In Chinese, Hua-yen. Bst.
School founded in China in the seventh century and brought to Japan by Dōsen in 736. Mother temple is Tōdaiji at Nara, the largest
wooden building in the world, which houses a vast figure of Vairocana (q.v.).
The teaching centres round the Avatamsaka Sutra (q.v.), ‘the culmination of Chinese Bst. thought’ (Suzuki).
(See Jijimuge.) Although one of the smallest Bst. schools its influence has been enormous.
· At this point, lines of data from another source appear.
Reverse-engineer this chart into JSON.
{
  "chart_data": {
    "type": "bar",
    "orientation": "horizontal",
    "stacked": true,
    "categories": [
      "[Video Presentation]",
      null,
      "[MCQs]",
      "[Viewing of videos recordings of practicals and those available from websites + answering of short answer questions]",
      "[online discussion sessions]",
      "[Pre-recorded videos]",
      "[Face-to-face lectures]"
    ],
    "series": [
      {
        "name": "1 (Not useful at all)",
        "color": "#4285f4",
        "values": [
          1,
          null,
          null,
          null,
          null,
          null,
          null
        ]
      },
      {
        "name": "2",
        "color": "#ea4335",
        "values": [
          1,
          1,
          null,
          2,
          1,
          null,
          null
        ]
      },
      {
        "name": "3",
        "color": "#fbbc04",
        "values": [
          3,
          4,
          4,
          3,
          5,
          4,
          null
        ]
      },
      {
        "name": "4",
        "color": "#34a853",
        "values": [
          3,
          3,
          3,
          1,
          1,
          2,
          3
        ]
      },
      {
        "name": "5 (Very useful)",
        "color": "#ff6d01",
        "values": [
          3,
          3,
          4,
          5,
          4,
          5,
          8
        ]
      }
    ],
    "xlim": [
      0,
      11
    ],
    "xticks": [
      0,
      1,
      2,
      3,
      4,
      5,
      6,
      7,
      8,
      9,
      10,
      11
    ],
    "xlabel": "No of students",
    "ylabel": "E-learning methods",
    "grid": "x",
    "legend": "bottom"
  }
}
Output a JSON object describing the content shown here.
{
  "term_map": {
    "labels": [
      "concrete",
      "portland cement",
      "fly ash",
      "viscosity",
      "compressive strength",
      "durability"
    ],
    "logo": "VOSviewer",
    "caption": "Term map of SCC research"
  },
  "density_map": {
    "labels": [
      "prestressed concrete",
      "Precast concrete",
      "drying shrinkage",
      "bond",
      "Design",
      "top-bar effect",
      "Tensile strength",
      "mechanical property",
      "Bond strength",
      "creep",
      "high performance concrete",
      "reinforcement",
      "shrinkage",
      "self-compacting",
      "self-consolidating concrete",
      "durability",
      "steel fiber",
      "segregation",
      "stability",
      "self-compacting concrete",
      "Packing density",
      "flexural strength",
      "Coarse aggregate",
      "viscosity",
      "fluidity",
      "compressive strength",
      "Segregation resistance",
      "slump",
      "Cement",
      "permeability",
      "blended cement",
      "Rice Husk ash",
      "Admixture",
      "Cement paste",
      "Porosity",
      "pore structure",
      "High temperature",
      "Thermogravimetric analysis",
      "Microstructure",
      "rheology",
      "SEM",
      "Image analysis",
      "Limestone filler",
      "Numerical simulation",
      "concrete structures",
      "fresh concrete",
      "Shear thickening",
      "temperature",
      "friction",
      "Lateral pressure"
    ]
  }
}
Huayan studies were founded in Japan when, in 736, the scholar-priest Rōben (良辯 or 良弁) originally a monk of the Hossō
tradition invited Shinshō (審祥, also in Japanese Shinjō, Chinese Shen-hsiang, Korean Simsang) to give lectures on the
Avatamsaka Sutra at Kinshōsen-ji (金鐘山寺, also 金鐘寺 Konshu-ji or Kinshō-ji), the origin of later Tōdai-ji. When the construction
of Tōdai-ji was completed, Rōben entered that temple to formally initiate Kegon as a field of study in Japanese Buddhism, and Kegon-shū
would become known as one of the Nanto Rikushū (南都六宗), or The Six Buddhist Sects of Nanto (Nara). Rōben's disciple Jitchu
continued administration of Tōdai-ji and expanded its prestige through the introduction of imported rituals. Kegon thought would later be
popularized by Myōe (明惠), who combined its doctrines with those of Vajrayana and Gyōnen (凝然), and is most responsible for the
establishment of the Tōdai-ji lineage of Kegon.
Over time, Kegon incorporated esoteric ritual from Shingon Buddhism, with which it shared a cordial relationship. Its practice continues to
this day, and includes a few temples overseas.